Few AI image classifiers are capable of genuine reason. The ability to take an image of an entirely unknown artificial object and work out what it might be based on its high order semantic characteristics like the presence of a battery, an LED, a driving circuit and an oversized switch. To today’s deep learning algorithms, they see just combinations of shapes and textures, not the presence of a battery indicating a portable power source and the combination with an LED, converter and switch as suggestive of a flashlight. Some systems can learn basic associations that can be used to approximate aspects of this descriptive process, but current systems are incapable of true high order reasoning about the world around them.

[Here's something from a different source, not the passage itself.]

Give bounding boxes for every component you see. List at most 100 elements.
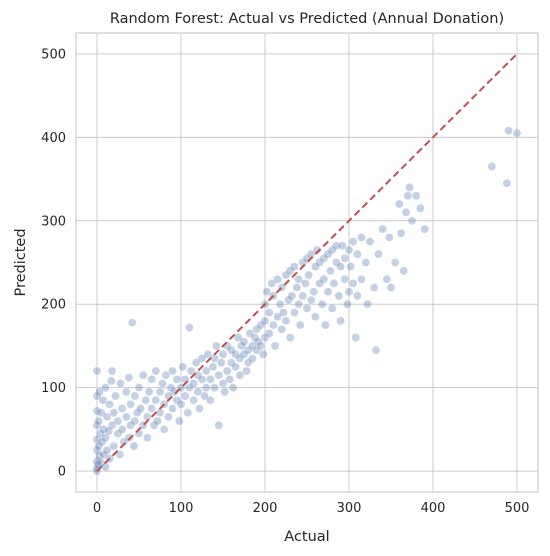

A neural network of today no more “learns” or “reasons” about the world than a linear regression of the past. They merely induce patterns through statistics. Those patterns may be opaquer, more mediated and more automatic than historical approaches and capable of representing more complex statistical phenomena, but they are still merely mathematical incarnations, not intelligent entities, no matter how spectacular their results.
Whether neural network, Naïve Bayes or simply linear regression, data scientists train their machine learning models on carefully constructed piles of training examples then claim their algorithms have “learned” about the world. Yet, machine learning is in reality merely another form of machine instruction, different from purely expert manual coding of rules, but still guided, with the algorithms and workflows manually tuned for each application.
Why does this matter? It matters because as we increasingly deploy AI systems into mission critical applications directly affecting human life, from driverless cars to medicine, we must understand their very real limitations and brittleness in order to properly understand their risks.
Putting this all together, in the end, as we ascribe our own aspirations to mundane piles of code, anthropomorphizing them into living breathing silicon humans, rather than merely statistical representations of patterns in data, we lose track of their very real limitations and think in terms of utopian hyperbole rather then the very real risk calculus needed to ensure their safe and robust integration into our lives.